Another interesting aspect to the ‘727 patent is that it was filed with a non-publication request. This isn’t usually done in applications being examined under the accelerated examination, unless they claim priority to an earlier application (which is not the case here), as such applications usually issue as patents within 18 months, rendering the non-publication request superfluous. The only reason for filing a non-publication request would have been to ensure that in the two-and-half months between January 8, 2010 (the earliest date on which the ‘553 application could have published) and March 23, 2010, the application would not publish, thus allowing the patent to function as a submarine patent in the event that prosecution dragged on. But in today’s patent enforcement landscape, submarine patents don’t have quite the bite that they did in the heyday of Jerome Lemelson. Short of preventing competitors from making bivalirudin products that consistently meet the limitations of the claims, it’s not clear what benefit would have obtained for TMC had the patent issued after March 23, 2010, with the non-publication request in place: generic competitors who had already placed product in the marketplace would not be forced to recall that product; since the generic products would already have been approved by the FDA, TMC would be unable to obtain a 30-month stay in the approval process, should it have chosen to sue; and in the wake of the Supreme Court’s eBay decision and the anti-big pharma climate now prevalent in the USA, there is no guarantee that had TMC sued first the court would have issued an injunction preventing the sale of additional generic products.
On the other hand, the risk involved in filing a non-publication request is palpable: if TMC filed corresponding applications abroad and did not withdraw the non-publication request – and if it filed such applications, it would have had to do so by July 8, 2009, in which case it would have already had to notify the USPTO of such filing and withdrawn its non-publication request, an event which according to the file history did not transpire – the ‘727 patent could go down in flames under 35 U.S.C. 122(b)(2)(B)(iii).
So on its face, there would seem to be little benefit, and great risk, in filing the non-publication request in parallel with the accelerated examination request. (There would have been a small upside to having the ‘727 issue as a submarine patent: it would have provided TMC with time before grant of the patent to investigate competing products, and to be ready to file suit against competitors the day the patent was granted, albeit with a decreased ability to obtain an injunction post-eBay.)
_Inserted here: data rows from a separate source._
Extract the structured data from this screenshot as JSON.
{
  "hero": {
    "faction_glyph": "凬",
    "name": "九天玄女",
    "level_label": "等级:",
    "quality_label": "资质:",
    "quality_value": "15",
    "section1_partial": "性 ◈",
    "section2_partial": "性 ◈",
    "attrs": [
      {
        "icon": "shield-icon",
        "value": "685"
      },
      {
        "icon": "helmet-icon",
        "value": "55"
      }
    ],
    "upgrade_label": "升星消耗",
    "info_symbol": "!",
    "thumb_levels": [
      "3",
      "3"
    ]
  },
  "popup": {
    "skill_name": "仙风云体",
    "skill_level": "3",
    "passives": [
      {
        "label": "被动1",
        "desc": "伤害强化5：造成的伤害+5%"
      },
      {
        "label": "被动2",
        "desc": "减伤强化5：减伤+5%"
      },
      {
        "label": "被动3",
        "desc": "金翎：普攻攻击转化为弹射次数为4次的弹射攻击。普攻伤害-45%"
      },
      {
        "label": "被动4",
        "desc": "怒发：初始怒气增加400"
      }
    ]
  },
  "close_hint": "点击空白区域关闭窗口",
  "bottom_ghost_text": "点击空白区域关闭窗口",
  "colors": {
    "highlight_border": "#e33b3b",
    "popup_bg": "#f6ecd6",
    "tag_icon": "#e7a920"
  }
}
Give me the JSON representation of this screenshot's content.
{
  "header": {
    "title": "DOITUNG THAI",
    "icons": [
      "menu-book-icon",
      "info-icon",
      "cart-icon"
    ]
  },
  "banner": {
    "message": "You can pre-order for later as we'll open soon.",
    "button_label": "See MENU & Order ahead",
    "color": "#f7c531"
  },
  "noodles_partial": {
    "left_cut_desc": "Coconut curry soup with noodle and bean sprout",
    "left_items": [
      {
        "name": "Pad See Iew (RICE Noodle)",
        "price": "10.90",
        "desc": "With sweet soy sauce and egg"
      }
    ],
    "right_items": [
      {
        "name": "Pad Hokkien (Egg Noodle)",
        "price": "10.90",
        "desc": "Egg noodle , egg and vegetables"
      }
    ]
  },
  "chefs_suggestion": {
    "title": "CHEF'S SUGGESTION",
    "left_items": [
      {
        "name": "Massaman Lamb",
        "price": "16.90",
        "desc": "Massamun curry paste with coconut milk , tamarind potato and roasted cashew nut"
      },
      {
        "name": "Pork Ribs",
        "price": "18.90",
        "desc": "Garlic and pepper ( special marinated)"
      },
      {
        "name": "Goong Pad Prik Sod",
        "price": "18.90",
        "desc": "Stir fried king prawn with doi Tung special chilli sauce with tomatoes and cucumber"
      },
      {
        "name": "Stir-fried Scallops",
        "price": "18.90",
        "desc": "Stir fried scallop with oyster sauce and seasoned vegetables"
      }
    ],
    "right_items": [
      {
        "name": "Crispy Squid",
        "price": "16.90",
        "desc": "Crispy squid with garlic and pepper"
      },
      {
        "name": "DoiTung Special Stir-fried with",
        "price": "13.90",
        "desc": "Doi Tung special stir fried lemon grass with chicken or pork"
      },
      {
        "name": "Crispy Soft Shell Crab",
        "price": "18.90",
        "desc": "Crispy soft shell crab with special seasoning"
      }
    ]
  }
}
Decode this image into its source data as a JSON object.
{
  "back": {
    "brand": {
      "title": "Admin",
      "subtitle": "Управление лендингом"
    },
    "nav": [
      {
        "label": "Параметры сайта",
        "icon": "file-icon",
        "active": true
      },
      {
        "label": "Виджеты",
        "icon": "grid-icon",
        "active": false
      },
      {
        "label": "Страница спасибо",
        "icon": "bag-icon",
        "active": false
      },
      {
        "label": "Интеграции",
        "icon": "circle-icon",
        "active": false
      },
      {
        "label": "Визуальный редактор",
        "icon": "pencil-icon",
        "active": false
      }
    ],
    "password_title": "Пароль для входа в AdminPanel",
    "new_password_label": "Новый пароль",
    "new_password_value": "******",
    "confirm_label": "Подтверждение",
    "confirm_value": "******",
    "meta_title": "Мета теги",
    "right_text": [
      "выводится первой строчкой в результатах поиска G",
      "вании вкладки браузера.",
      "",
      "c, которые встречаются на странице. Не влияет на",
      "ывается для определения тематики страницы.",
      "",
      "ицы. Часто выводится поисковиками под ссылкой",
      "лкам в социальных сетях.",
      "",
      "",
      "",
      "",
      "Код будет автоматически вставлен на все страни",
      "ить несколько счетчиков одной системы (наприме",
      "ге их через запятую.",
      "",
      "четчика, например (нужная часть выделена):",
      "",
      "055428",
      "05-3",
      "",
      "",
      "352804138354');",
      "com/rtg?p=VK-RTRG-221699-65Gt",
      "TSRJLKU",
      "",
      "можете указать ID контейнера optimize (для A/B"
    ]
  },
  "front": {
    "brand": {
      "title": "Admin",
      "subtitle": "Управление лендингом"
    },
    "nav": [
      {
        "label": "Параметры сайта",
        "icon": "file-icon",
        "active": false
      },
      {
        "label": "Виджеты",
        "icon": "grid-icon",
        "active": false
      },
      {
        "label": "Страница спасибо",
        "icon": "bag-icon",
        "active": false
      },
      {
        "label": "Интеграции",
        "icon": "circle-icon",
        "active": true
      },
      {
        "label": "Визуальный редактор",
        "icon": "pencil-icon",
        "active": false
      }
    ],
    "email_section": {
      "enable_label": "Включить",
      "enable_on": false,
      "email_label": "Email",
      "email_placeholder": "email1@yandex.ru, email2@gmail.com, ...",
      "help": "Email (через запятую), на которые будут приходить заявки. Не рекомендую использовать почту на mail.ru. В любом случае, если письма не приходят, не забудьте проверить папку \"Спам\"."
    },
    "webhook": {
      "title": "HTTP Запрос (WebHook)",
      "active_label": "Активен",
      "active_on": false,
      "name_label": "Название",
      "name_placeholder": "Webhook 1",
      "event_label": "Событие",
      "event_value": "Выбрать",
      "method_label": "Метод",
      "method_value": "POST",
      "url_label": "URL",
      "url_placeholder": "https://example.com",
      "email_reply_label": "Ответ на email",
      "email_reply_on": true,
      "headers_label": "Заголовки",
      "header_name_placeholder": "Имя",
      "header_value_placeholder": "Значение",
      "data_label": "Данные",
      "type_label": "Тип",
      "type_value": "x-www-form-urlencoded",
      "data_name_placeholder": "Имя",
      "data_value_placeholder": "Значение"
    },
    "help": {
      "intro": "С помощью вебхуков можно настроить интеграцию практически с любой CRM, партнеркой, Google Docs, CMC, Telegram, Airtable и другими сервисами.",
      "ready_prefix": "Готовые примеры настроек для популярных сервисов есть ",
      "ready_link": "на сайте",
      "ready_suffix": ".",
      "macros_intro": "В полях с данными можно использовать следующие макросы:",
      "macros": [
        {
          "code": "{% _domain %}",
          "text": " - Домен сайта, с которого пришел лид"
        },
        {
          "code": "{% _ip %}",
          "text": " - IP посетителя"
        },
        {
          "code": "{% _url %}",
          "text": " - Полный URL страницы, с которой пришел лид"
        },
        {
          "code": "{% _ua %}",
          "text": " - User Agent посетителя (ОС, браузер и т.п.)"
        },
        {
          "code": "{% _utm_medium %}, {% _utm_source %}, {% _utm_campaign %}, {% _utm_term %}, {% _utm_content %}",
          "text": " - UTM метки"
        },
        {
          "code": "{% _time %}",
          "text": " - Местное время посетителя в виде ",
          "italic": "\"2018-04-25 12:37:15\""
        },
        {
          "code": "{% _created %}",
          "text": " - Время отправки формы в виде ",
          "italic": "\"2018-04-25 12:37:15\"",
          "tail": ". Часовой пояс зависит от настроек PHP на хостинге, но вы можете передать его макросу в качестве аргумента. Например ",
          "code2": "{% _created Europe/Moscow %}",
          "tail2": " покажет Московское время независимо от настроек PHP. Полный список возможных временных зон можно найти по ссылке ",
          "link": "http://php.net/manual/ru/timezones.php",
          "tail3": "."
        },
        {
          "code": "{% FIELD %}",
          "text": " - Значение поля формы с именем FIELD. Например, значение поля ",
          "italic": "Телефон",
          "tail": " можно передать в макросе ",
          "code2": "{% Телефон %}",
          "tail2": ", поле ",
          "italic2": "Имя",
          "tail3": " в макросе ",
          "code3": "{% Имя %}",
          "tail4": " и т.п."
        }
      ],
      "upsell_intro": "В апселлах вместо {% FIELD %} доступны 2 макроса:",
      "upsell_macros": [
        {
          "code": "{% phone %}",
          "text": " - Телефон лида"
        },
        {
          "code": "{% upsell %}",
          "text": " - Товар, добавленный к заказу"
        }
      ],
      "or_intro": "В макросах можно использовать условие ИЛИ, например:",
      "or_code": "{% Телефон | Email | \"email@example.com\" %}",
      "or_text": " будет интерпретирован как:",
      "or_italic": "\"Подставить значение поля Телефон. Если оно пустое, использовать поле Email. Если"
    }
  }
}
Then again, given the ease of working around the ‘727 patent, there would be little incentive to file in jurisdictions that do not have provisions similar to those of Waxman-Hatch (i.e. all jurisdictions outside the USA), so maybe TMC really didn’t file elsewhere and its risk in making the non-publication request was minimal. TMC thus gained the benefit of possible grant of the patent before expiration of the ‘404 patent, thus setting itself up to enjoy a 30-month stay in the approval of competing products, or at least a 180-day period in which it would have only one competing product; or conversely, in the worst case, grant of the patent after competitors had already launched, giving TMC the element of surprise and the possibility of immediately suing them for infringement.
All in all, for TMC this appears to be a reasonable recovery after having fumbled the patent term extension for the ‘404 patent. We’ll be watching to see if TMC sues Teva/Pliva in the next 45 days.